S’il est question de l’ombre de la mort, c’est que l’enjeu est vital, car seule la Parole inspirée engage à respecter à la fois Dieu et les êtres humains. Elle seule peut produire de bons comportements personnels et engendrer ainsi lumière et vie dans la vie commune de tous. Ce règne de Dieu que Jésus proclame à contre-courant des mentalités de son temps, et sans doute du nôtre, c’est précisément le monde à venir pour lequel il embauche des disciples au bord du lac.
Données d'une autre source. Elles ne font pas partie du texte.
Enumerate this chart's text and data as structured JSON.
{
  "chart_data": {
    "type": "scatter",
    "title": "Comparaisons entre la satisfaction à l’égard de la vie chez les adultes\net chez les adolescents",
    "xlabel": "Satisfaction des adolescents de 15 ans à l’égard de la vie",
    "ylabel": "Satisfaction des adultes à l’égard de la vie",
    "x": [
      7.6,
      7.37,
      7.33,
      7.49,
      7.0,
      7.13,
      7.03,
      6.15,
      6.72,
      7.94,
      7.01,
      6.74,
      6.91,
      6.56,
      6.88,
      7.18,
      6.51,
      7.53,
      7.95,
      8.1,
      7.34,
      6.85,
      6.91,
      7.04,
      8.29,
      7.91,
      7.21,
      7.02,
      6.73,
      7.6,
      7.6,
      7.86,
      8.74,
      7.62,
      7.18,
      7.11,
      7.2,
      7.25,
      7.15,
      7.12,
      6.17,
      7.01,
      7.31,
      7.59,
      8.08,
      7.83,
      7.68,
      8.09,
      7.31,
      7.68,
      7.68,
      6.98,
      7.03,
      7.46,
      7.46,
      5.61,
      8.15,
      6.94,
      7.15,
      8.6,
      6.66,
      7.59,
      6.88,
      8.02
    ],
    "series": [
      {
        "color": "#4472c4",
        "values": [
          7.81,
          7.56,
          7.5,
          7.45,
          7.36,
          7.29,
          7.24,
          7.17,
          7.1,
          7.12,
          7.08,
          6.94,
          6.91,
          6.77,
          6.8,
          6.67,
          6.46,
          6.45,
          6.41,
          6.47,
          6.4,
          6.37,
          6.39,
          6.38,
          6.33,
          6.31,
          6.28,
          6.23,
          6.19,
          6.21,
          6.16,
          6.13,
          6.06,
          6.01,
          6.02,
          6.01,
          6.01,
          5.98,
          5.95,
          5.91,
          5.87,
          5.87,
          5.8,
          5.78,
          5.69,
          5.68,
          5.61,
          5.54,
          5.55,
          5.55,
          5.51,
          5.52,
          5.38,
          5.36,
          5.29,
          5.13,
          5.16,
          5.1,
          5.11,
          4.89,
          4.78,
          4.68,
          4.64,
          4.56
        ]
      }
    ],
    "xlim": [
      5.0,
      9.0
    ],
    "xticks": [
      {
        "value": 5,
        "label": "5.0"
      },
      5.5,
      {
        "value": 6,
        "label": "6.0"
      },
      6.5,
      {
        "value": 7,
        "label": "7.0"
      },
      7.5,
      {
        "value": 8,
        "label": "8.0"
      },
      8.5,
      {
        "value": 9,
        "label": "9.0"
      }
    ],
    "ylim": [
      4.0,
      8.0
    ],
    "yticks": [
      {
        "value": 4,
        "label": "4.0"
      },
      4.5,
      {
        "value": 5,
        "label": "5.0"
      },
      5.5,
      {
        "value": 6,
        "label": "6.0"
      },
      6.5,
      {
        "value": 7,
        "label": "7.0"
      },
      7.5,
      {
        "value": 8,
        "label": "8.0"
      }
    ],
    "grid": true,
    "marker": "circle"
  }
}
Pour cette cause ultime, Jésus ira jusqu’à donne sa vie par fidélité au Père. « Alors, laissant tout, ils le suivirent… » Jésus n’est pas seulement celui qui enseigne, il est celui qui appelle à la vie engendrée par le Père. On retrouve clairement ici un écho du premier commandement : « Tu aimeras le Seigneur ton Dieu par-dessus tout et tu ne suivras que lui seul ». On voit ainsi le sens profond que revêt le fait de suivre Jésus. Aujourd’hui, c’est le monde entier qui est devenu le « carrefour des nations ». Avec la même ambiguïté de mélanges des genres qui sévissait du temps de Jésus, et les risques que cela implique dans la déroute des jeunes générations, qui n’ont plus de repères et de critères. De nos jours, dans nos sociétés occidentales où les anciens supports culturels de la foi se sont effacés, il nous revient d’avoir du discernement et de faire passer le message, de faire apparaître clairement la vision biblique de l’être humain avec son espérance et ses valeurs éthiques incomparables.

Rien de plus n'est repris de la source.